Après un regain d’aversion pour le risque en fin de semaine dernière, les marchés sont nettement repartis de l’avant, surfant sur des nouvelles encourageantes venues des Etats-Unis.

Olivier de Berranger, CIO, La Financière de l’Echiquier

Sur le shutdown tout d’abord. Représentants démocrates et républicains sont en effet parvenus à un accord sur le financement du mur à la frontière mexicaine voulu par Donald Trump. Ce compromis, qui prévoit le déblocage de 1,3 milliard de dollars, a été approuvé par la Chambre des représentants, puis par la Maison Blanche, qui a annoncé que le Président s’apprêtait à promulguer la loi de financement, mais aussi à décréter l’urgence nationale. Cela lui permettra d’obtenir des fonds supplémentaires pour la construction du mur, en utilisant sans doute ceux destinés à l’amélioration d’installations militaires. Si Nancy Pelosi, présidente démocrate de la Chambre des représentants, a annoncé qu’elle pourrait contester en justice ce recours à l’urgence nationale, cet accord devrait permettre d’éviter un nouveau shutdown, après celui qui a paralysé l’administration américaine pendant un mois.

Sur les négociations avec la Chine, ensuite. D. Trump a évoqué la possibilité de repousser la date butoir du 1er mars à laquelle, faute d’accord, doivent être relevés les tarifs douaniers sur 200 milliards d’importations chinoises. Une information reprise par l’agence Bloomberg, qui a précisé que le Président américain serait prêt à reporter de 60 jours cet ultimatum. Entre temps, le secrétaire américain au Trésor Steven Mnuchin, très impliqué dans les négociations, a indiqué à la presse: «jusqu’ici, tout va bien!». Si les sujets de fond, notamment le leadership technologique, sont loin d’être réglés, le volet commercial du conflit sino-américain semble l’être, probablement par l’achat massif annoncé de produits agricoles et automobiles américains par la Chine.

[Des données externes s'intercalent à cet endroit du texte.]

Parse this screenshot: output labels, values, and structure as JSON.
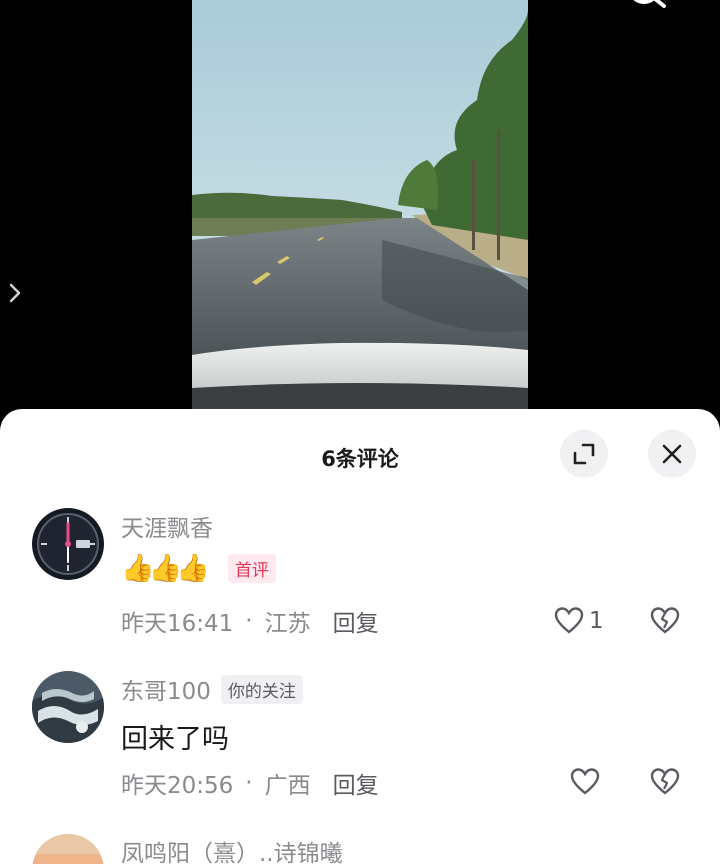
{
  "header": {
    "search_icon": "search-icon",
    "side_arrow_icon": "chevron-right-icon"
  },
  "sheet": {
    "title": "6条评论",
    "expand_icon": "expand-icon",
    "close_icon": "close-icon"
  },
  "comments": [
    {
      "username": "天涯飘香",
      "badge": "首评",
      "emoji": "👍👍👍",
      "time": "昨天16:41",
      "location": "江苏",
      "reply": "回复",
      "likes": "1"
    },
    {
      "username": "东哥100",
      "badge": "你的关注",
      "text": "回来了吗",
      "time": "昨天20:56",
      "location": "广西",
      "reply": "回复",
      "likes": ""
    },
    {
      "username": "凤鸣阳（熹）..诗锦曦"
    }
  ],
  "colors": {
    "accent_red": "#e8365a",
    "sheet_bg": "#ffffff",
    "muted_text": "#8a8a8f"
  }
}
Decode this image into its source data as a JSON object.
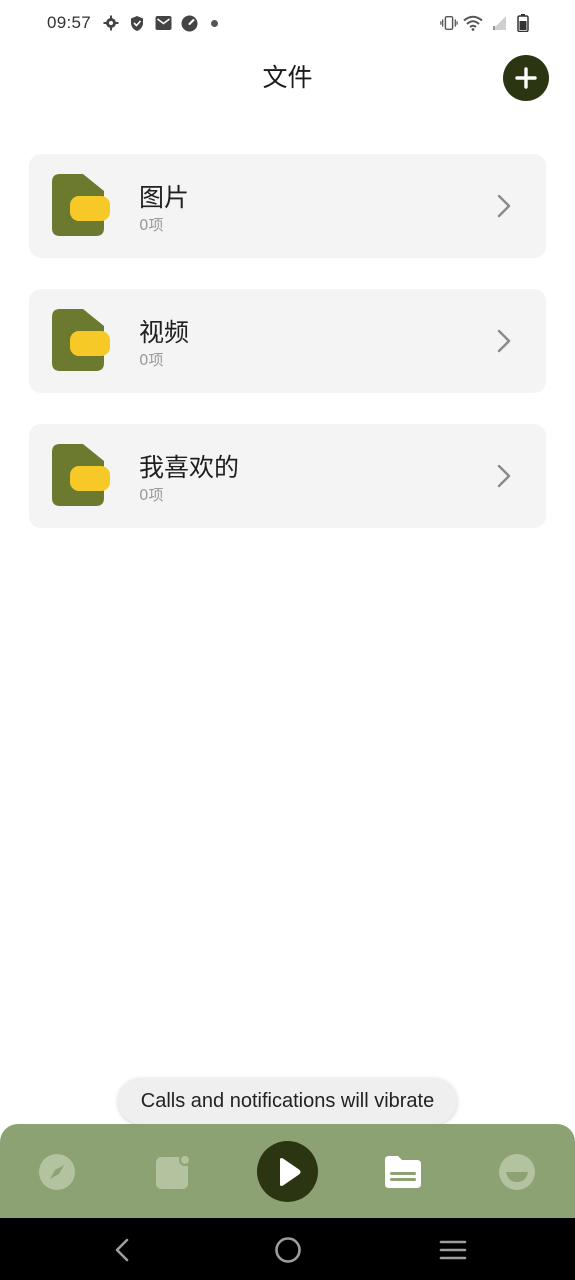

Les développements positifs sur ces deux sujets ont fait souffler un vent d’optimisme sur les marchés actions, que la publication des chiffres de ventes au détail aux Etats-Unis a quelque peu rafraîchi. Au mois de décembre, celles-ci ont en effet baissé de -1,2% par rapport au moins précédent. Hors automobile et essence, elles ont même chuté de -1,4%, ce qui constitue la plus forte baisse mensuelle depuis près de 10 ans (mars 2009). Il y a certes dans ces chiffres plusieurs éléments ponctuels. Le marasme sur les marchés financiers, qui a fini par toucher les actions américaines en fin d’année, est évoqué ainsi que, surtout, l’impact du shutdown qui a débuté le 22 décembre. Après d’autres chiffres bien moins euphoriques qu’en 2018, ces données viennent néanmoins rappeler que si la récession n’est pas à l’ordre du jour, le ralentissement économique est incontestable, même aux Etats-Unis. Dans la foulée de cette publication, la Fed d’Atlanta, mais aussi JP Morgan et Barclays, ont nettement revu en baisse leurs prévisions de croissance pour le 4e trimestre 2018, dont on attend la première estimation le 28 février.

En ce début d’année – la semaine écoulée en a livré une bonne illustration – les marchés semblent faire preuve d’une certaine complaisance, portés par l’action des banques centrales et par les espoirs d’issues positives de certains sujets politiques. Il ne faut pourtant pas oublier que la toile de fond macroéconomique, avec un ralentissement de la croissance dans toutes les zones du globe, est le principal moteur du virage accommodant des banquiers centraux… qui vont certainement devoir continuer à naviguer à vue.